This sequence of photographs show the principles of extracting honey to keep it fresh clean and undamaged by heat. The set-up has been developed over several years on a domestic scale but is able to manage now a crop of dozens of supers. Many beekeepers with just 2 or 3 hives yielding 5 or 6 supers can manage with smaller apparatus adapted for the kitchen but the basic principles are the same. These are summarised below. Clean water and hand cleaning cloths are essential.
- Extract the honey as soon as it comes from the hive or keep the supers warm. This allows the honey to flow more easily.
- Uncap safely and drain cappings which will contain a lot of honey. Remove the wax capping with a very shallow cut. At least three quarters of honey in the combs should be sealed and no honey should drop out of the comb before cells are uncapped.

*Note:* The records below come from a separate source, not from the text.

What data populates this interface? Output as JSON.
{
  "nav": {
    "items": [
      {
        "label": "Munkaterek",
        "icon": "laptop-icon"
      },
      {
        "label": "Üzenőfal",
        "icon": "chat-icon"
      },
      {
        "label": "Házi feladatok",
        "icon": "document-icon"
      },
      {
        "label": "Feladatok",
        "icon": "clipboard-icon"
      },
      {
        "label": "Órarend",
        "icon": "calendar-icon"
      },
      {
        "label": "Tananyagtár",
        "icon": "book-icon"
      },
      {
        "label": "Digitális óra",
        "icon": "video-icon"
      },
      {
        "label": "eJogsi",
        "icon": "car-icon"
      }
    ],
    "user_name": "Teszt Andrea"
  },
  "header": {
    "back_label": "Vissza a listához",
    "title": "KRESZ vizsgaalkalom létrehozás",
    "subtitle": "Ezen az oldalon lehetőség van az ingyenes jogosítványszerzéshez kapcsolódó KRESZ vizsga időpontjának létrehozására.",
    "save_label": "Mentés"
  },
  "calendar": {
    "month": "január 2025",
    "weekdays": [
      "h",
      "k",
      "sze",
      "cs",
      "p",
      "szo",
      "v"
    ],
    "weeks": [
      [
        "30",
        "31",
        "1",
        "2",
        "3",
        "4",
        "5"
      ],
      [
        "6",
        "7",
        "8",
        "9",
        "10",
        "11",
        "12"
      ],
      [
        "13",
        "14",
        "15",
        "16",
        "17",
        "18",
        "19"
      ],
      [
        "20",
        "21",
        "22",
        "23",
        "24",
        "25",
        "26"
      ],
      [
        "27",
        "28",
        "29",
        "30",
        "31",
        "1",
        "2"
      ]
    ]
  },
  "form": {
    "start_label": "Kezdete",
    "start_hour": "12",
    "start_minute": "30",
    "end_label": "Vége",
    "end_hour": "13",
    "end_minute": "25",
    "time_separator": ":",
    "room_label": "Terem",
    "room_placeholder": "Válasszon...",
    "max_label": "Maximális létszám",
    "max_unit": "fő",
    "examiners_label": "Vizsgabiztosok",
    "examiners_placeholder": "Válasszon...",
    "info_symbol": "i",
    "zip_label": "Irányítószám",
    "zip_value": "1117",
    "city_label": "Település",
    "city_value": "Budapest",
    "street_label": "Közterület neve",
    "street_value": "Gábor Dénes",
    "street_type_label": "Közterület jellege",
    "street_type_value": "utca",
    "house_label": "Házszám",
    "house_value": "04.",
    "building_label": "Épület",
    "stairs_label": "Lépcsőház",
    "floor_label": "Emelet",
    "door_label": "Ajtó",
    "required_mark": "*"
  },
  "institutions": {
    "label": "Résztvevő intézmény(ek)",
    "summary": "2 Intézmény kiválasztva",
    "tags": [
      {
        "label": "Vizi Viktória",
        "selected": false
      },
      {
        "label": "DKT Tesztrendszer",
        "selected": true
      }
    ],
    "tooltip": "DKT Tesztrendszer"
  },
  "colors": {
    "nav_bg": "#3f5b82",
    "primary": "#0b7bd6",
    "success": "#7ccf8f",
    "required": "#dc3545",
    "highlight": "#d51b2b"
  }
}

- Avoid equipment that heats the honey and cappings such as Pratley trays.
- A radial extractor is the most efficient and a motorised one is a wise investment.
- Coarsely strain honey from the extractor as is runs into to the Settling tank or container to remove wax bits.
- Store the honey in air-tight food containers. It will set firmly sooner or later.
- Warm the containers to melt the honey to maximum of 50C, Then fine filter it through 200 mesh nylon or stainless steel, allow it to settle to let micro air bubbles rise to the surface then run into jars.
- Do not store honey in jars for long periods.
- Well-drained cappings can be rendered down in a solar wax extractor. Other methods can be read about in guide books or invented!